The Rice researchers, led by Rice graduate student Mingjie Liu and postdoctoral researcher Vasilii Artyukhov, were aware of a number of papers that described one property or another of carbyne. They set out to detail carbyne with computer models using first-principle rules to determine the energetic interactions of atoms, Artyukhov said.

“Our intention was to put it all together, to construct a complete mechanical picture of carbyne as a material,” Artyukhov said. “The fact that it has been observed tells us it’s stable under tension, at least, because otherwise it would just fall apart.”

Yakobson said the researchers were surprised to find that the band gap in carbyne was so sensitive to twisting. “It will be useful as a sensor for torsion or magnetic fields, if you can find a way to attach it to something that will make it twist,” he said. “We didn’t look for this, specifically; it came up as a side product.”

“That’s the good thing about studying things carefully,” Artyukhov said.

Another finding of great interest was the energy barrier that keeps atoms on adjacent carbyne chains from collapsing into each other. “When you’re talking about theoretical material, you always need to be careful to see if it will react with itself,” Artyukhov said. “This has never really been investigated for carbyne.”

The literature seemed to indicate carbyne “was not stable and would form graphite or soot,” he said.

Instead, the researchers found carbon atoms on separate strings might overcome the barrier in one spot, but the rods’ stiffness would prevent them from coming together in a second location, at least at room temperature. “They would look like butterfly wings,” Artyukhov said.

“Bundles might stick to each other, but they wouldn’t collapse completely,” Yakobson added. “That could make for a highly porous, random net that may be good for adsorption.” Artyukhov said the nominal specific area of carbyne is about five times that of graphene.

When the team’s paper became available this summer on arXiv, the scientific press and even some of the popular press were so excited over the calculations that they picked up on the paper and its implications before the team submitted it for peer review. Now that the complete paper is ready for public consumption, the researchers said they’ll carry their investigation in new directions.

They’re taking a more rigorous look at the conductivity of carbyne and are thinking about other elements as well. “We’ve talked about going through different elements in the periodic table to see if some of them can form one-dimensional chains,” Yakobson said.

Given Rice’s prominence in the nanotechnology field and its status as the ‘home’ of the fullerene, aka, buckyballs, this discovery reaffirms the university’s standing.

Here’s a ‘carbyne’ image the researchers have provided,

Rice University researchers have determined from first-principle calculations that carbyne would be the strongest material yet discovered. The carbon-atom chains would be difficult to make but would be twice as strong as two-dimensional graphene sheets. (Credit: Vasilii Artyukhov/Rice University)
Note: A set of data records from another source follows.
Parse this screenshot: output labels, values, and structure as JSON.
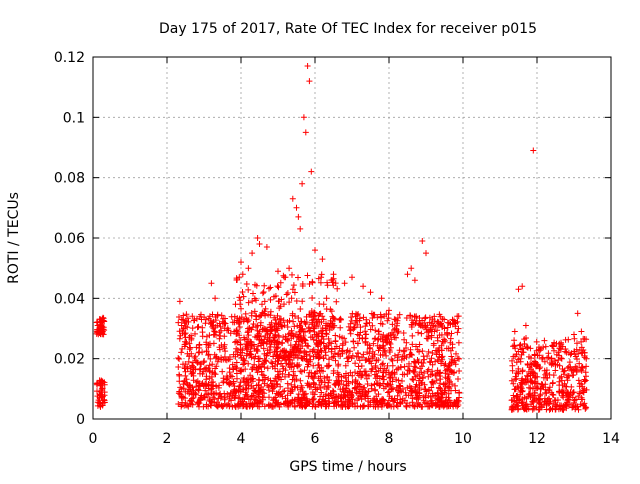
{
  "chart_data": {
    "type": "scatter",
    "title": "Day 175 of 2017, Rate Of TEC Index for receiver p015",
    "xlabel": "GPS time / hours",
    "ylabel": "ROTI / TECUs",
    "xlim": [
      0,
      14
    ],
    "ylim": [
      0,
      0.12
    ],
    "xticks": [
      0,
      2,
      4,
      6,
      8,
      10,
      12,
      14
    ],
    "xtick_labels": [
      "0",
      "2",
      "4",
      "6",
      "8",
      "10",
      "12",
      "14"
    ],
    "yticks": [
      0,
      0.02,
      0.04,
      0.06,
      0.08,
      0.1,
      0.12
    ],
    "ytick_labels": [
      "0",
      "0.02",
      "0.04",
      "0.06",
      "0.08",
      "0.1",
      "0.12"
    ],
    "grid": true,
    "marker": "+",
    "marker_color": "#ff0000",
    "series": [
      {
        "name": "ROTI",
        "x": [
          0.2,
          0.22,
          0.25,
          0.18,
          0.21,
          0.23,
          0.2,
          0.24,
          0.19,
          0.22,
          0.25,
          0.21,
          2.35,
          2.4,
          2.45,
          2.5,
          3.2,
          3.3,
          4.0,
          4.05,
          4.2,
          4.3,
          4.45,
          4.5,
          4.7,
          5.0,
          5.2,
          5.3,
          5.4,
          5.5,
          5.55,
          5.6,
          5.65,
          5.7,
          5.75,
          5.8,
          5.85,
          5.9,
          6.0,
          6.2,
          6.5,
          6.8,
          7.0,
          7.3,
          7.5,
          7.8,
          8.0,
          8.5,
          8.6,
          8.7,
          8.9,
          9.0,
          9.2,
          9.5,
          9.8,
          11.4,
          11.5,
          11.6,
          11.7,
          11.9,
          12.2,
          12.5,
          12.8,
          13.0,
          13.1,
          13.2
        ],
        "y": [
          0.033,
          0.031,
          0.029,
          0.012,
          0.009,
          0.007,
          0.005,
          0.01,
          0.03,
          0.032,
          0.008,
          0.011,
          0.039,
          0.033,
          0.03,
          0.027,
          0.045,
          0.04,
          0.052,
          0.048,
          0.05,
          0.055,
          0.06,
          0.058,
          0.057,
          0.049,
          0.047,
          0.05,
          0.073,
          0.07,
          0.067,
          0.063,
          0.078,
          0.1,
          0.095,
          0.117,
          0.112,
          0.082,
          0.056,
          0.053,
          0.048,
          0.045,
          0.047,
          0.044,
          0.042,
          0.04,
          0.036,
          0.048,
          0.05,
          0.046,
          0.059,
          0.055,
          0.031,
          0.03,
          0.032,
          0.029,
          0.043,
          0.044,
          0.031,
          0.089,
          0.026,
          0.018,
          0.022,
          0.028,
          0.035,
          0.029
        ],
        "dense_bands": [
          {
            "x_range": [
              0.1,
              0.32
            ],
            "y_range": [
              0.004,
              0.013
            ]
          },
          {
            "x_range": [
              0.1,
              0.32
            ],
            "y_range": [
              0.028,
              0.034
            ]
          },
          {
            "x_range": [
              2.3,
              9.9
            ],
            "y_range": [
              0.004,
              0.035
            ]
          },
          {
            "x_range": [
              11.3,
              13.35
            ],
            "y_range": [
              0.003,
              0.027
            ]
          }
        ]
      }
    ]
  }
}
Rice University researchers have determined from first-principle calculations that carbyne would be the strongest material yet discovered. The carbon-atom chains would be difficult to make but would be twice as strong as two-dimensional graphene sheets. (Credit: Vasilii Artyukhov/Rice University)

Here’s a citation for and a link to the paper,

Carbyne From First Principles: Chain of C atoms, a Nanorod or a Nanorope by Mingjie Liu , Vasilii I. Artyukhov , Hoonkyung Lee , Fangbo Xu , and Boris I. Yakobson. ACS Nano, Just Accepted Manuscript DOI: 10.1021/nn404177r Publication Date (Web): October 5, 2013
Copyright © 2013 American Chemical Society

This paper is behind a paywall.

ETA Oct. 9, 2013 at 4:40 pm PDT: I forgot to follow through on my headline which refers to graphene, the current ‘wonder’ nanomaterial, and its possible future dethroning by carbyne. I think it unlikely as part of what makes graphene so attractive are the properties that could allow its use in electronics applications, properties which carbyne does not seem to share.